Looks good, sounds bad
When it comes to picture quality, the Sony puts in quite a polished performance. High-definition pictures either from the on-board Freeview HD tuner or the Blu-ray drive look impressively crisp with razor-sharp edge detail. Standard-definition channels on Freeview also tend to look more than acceptable, although obviously there are limits to what the set's picture-processing can achieve, especially when detailing with some of Freeview's more heavily compressed channels. The EX43B does an impressive job of teasing out shadow detail in darker scenes, and colours look refreshingly natural with skin tones especially lifelike.

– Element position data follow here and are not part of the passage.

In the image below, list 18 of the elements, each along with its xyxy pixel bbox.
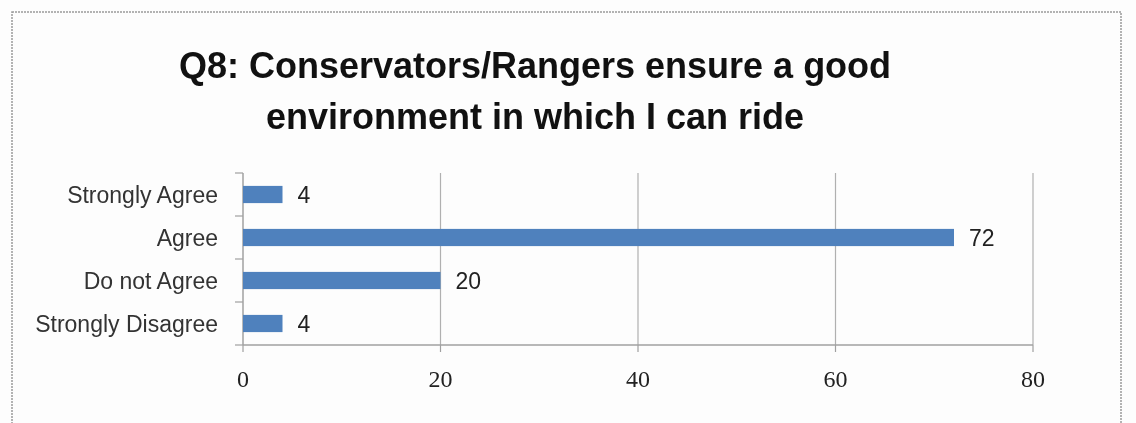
bar: [243, 185, 283, 204]
y-tick-label: Agree: [156, 224, 218, 251]
bar: [243, 314, 283, 333]
bar: [243, 271, 441, 290]
bar: [243, 228, 954, 247]
data-label: 4: [297, 181, 311, 208]
x-tick-label: 0: [237, 366, 249, 392]
chart-title: Q8: Conservators/Rangers ensure a good environment in which I can ride: [178, 45, 892, 137]
data-label: 20: [455, 267, 482, 294]
x-tick-label: 80: [1021, 366, 1045, 392]
y-tick-label: Strongly Disagree: [35, 310, 218, 337]
x-tick-label: 60: [823, 366, 848, 392]
x-tick-label: 20: [428, 366, 453, 392]
data-label: 72: [969, 224, 995, 251]
data-label: 4: [297, 310, 311, 337]
x-tick-label: 40: [626, 366, 650, 392]
y-tick-label: Strongly Agree: [67, 181, 218, 208]
y-tick-label: Do not Agree: [83, 267, 218, 294]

All is not perfect, however. Although black levels are generally quite good, they're not as inky as most of today's LED-backlit sets. Since the TV also lacks the MotionFlow processing that you find on Sony's higher-end models, motion doesn't always look as smooth as perhaps it could.
Many of today's TVs struggle to produce decent sound, and, unfortunately, that's the case here. You'd think the extra girth of the chassis would have given the Sony engineers enough space to add beefier speakers, but that hasn't happened, sadly. Instead, the internal speakers, which are mounted just behind the bottom lip of the set, tend to produce quite weedy audio that lacks low-end punch. As a result, music channels and action clips in TV shows tend to sound a little flat.
We had our reservations about building a Blu-ray player into a set of this size, but Sony has managed to integrate the two surprisingly well with the Bravia KDL-40EX43B. The set also has some great support for Internet services and produces impressively sharp and vivid pictures. Its weedy sound, however, lets the side down.